Afortunadamente, el doctor Simaika estaba todavía allí, y el asunto quedó claro: como al vicegobernador le quitaron hasta el medio pelotón de soldados que formaban su guardia y que habían prometido dejarle, consideró conveniente mandar a un mensajero a Tina para que trajera consigo a un grupo de soldados turcos que podrían escoltar al capitán Aubrey cuando atravesara el desierto, y como los soldados tardarían unos diez días en llegar, mientras tanto él podría disfrutar de la agradable compañía del capitán Aubrey.
—¡No lo permita Dios! —exclamó Jack—. Por favor, dígale que conocemos muy bien el camino y que no necesito escolta porque mis hombres irán armados y que nada me causaría más satisfacción que estar en su compañía, pero que tengo que cumplir con mi deber.

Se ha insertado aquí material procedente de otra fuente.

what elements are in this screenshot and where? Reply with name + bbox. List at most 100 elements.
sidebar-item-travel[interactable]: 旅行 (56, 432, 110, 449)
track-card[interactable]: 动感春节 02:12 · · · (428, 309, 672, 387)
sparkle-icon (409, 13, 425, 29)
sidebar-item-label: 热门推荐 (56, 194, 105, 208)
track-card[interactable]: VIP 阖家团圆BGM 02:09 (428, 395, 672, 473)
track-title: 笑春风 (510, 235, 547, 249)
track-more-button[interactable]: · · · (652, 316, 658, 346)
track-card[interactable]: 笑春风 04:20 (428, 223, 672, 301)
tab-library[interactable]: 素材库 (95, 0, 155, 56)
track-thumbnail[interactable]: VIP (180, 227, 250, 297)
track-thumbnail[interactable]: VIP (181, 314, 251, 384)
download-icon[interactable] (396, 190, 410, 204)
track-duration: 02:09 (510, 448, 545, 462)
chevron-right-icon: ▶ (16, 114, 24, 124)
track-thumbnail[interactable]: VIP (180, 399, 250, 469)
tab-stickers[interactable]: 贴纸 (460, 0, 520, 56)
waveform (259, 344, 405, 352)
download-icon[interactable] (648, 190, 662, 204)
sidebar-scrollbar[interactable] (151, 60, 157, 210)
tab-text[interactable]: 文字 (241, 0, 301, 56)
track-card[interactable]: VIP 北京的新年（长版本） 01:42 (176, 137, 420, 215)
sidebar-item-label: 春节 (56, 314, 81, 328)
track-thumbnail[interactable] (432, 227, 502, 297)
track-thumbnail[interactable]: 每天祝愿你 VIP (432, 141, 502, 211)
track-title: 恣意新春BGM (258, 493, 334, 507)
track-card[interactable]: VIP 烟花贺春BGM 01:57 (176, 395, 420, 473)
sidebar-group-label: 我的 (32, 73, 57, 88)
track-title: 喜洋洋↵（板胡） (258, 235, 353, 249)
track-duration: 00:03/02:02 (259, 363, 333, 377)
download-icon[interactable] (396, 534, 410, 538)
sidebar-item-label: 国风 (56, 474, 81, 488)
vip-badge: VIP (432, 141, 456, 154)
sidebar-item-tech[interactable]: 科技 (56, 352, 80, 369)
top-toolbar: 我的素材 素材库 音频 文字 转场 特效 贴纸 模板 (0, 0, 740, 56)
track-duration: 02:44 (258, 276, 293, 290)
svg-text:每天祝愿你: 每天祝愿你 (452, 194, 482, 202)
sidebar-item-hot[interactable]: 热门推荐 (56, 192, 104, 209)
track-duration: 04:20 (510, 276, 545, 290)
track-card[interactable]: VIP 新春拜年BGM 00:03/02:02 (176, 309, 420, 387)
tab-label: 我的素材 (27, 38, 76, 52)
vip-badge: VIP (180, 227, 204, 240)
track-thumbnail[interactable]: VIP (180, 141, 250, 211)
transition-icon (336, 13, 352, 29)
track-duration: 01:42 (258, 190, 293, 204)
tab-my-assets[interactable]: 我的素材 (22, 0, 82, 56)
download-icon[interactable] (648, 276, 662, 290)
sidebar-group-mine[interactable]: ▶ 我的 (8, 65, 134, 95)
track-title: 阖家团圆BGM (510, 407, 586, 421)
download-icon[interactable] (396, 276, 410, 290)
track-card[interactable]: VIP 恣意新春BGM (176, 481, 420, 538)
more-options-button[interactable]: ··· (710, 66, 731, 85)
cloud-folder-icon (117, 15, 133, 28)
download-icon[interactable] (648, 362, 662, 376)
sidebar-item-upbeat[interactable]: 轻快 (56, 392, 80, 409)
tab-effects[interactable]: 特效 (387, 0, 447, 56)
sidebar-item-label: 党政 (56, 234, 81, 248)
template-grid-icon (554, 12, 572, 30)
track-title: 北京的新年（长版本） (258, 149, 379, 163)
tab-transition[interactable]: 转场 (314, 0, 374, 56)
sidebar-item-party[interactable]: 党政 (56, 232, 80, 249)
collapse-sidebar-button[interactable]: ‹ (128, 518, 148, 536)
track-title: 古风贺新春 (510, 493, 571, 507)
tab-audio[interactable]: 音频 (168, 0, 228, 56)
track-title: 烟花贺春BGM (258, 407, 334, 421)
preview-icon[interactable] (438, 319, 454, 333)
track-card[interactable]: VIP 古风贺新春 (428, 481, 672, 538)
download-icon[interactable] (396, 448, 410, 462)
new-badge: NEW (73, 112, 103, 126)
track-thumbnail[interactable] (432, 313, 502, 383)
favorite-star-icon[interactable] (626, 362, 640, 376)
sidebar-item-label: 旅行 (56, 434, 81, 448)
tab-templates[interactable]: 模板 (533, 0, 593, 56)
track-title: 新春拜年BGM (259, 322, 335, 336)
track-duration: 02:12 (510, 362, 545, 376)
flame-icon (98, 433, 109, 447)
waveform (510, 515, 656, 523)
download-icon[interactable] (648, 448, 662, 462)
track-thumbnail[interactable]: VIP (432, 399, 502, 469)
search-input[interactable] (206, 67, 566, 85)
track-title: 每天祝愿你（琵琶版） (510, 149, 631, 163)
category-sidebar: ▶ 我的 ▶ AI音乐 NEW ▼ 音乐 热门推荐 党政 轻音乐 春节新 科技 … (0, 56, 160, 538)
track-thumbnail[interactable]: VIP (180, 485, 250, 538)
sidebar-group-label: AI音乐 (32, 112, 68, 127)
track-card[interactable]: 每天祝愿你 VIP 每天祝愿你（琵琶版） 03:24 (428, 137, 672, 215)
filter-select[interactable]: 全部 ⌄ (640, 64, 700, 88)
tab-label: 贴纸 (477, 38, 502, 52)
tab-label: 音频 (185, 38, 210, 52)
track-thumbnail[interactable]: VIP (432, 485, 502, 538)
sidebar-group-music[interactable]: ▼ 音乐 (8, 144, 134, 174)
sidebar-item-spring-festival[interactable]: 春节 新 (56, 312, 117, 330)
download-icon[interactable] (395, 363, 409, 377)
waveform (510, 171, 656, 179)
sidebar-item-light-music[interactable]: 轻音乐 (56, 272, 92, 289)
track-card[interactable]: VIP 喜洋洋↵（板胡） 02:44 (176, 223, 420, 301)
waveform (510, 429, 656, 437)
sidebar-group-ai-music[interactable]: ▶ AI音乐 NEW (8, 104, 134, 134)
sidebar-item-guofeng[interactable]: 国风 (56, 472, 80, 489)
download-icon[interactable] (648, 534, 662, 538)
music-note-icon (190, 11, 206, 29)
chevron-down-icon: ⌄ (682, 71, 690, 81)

El secretario preguntó si el capitán Aubrey se hacía responsable de lo que ocurriera y si no culparía al gobernador en caso de que le sucediera algo como, por ejemplo, que uno de sus hombres fuera mordido por un camello o que los ladrones le robaran en un oasis.
—¡Oh, sí, asumo la responsabilidad! Presente mis respetos a su excelencia y dígale que me gustaría hacer las cosas como habíamos acordado y, por tanto, recibir los camellos al amanecer.
—¿Cree que los veré? —preguntó Jack cuando el secretario se había marchado.
—Es posible —contestó del doctor Simaika con una mirada significativa.
Pero antes de que su significado fuera explícito, el contador fue a pedirle instrucciones para cargar las provisiones, y Mowett, su opinión sobre el permiso de los marineros. Al mismo tiempo empezó una pelea en el patio, una pelea entre Davis y el oso, que daba golpes en la barbilla al marinero porque se había molestado por la familiaridad con que le trataba.
El copto hizo una inclinación de cabeza y se fue. Stephen bajó corriendo a proteger el oso y Jack, después de haber resuelto el problema de las provisiones, dijo que no daba permiso a los marineros para que salieran porque posiblemente partirían por la mañana y no quería pasarse el día buscando a los rezagados en los burdeles de Suez. Ordenó que cerraran con llave el portalón del caravasar y que hicieran guardia junto a ella Wardle y Pomfret, dos suboficiales de cierta edad, puritanos y misóginos, que tenían entre los dos diecisiete hijos y que eran de fiar cuando estaban sobrios. Luego añadió:
—Tengo que ir a despedir la
Niobe
, que zarpará en cuanto empiece la bajamar. Pero regresaré temprano, por si llegan los camellos.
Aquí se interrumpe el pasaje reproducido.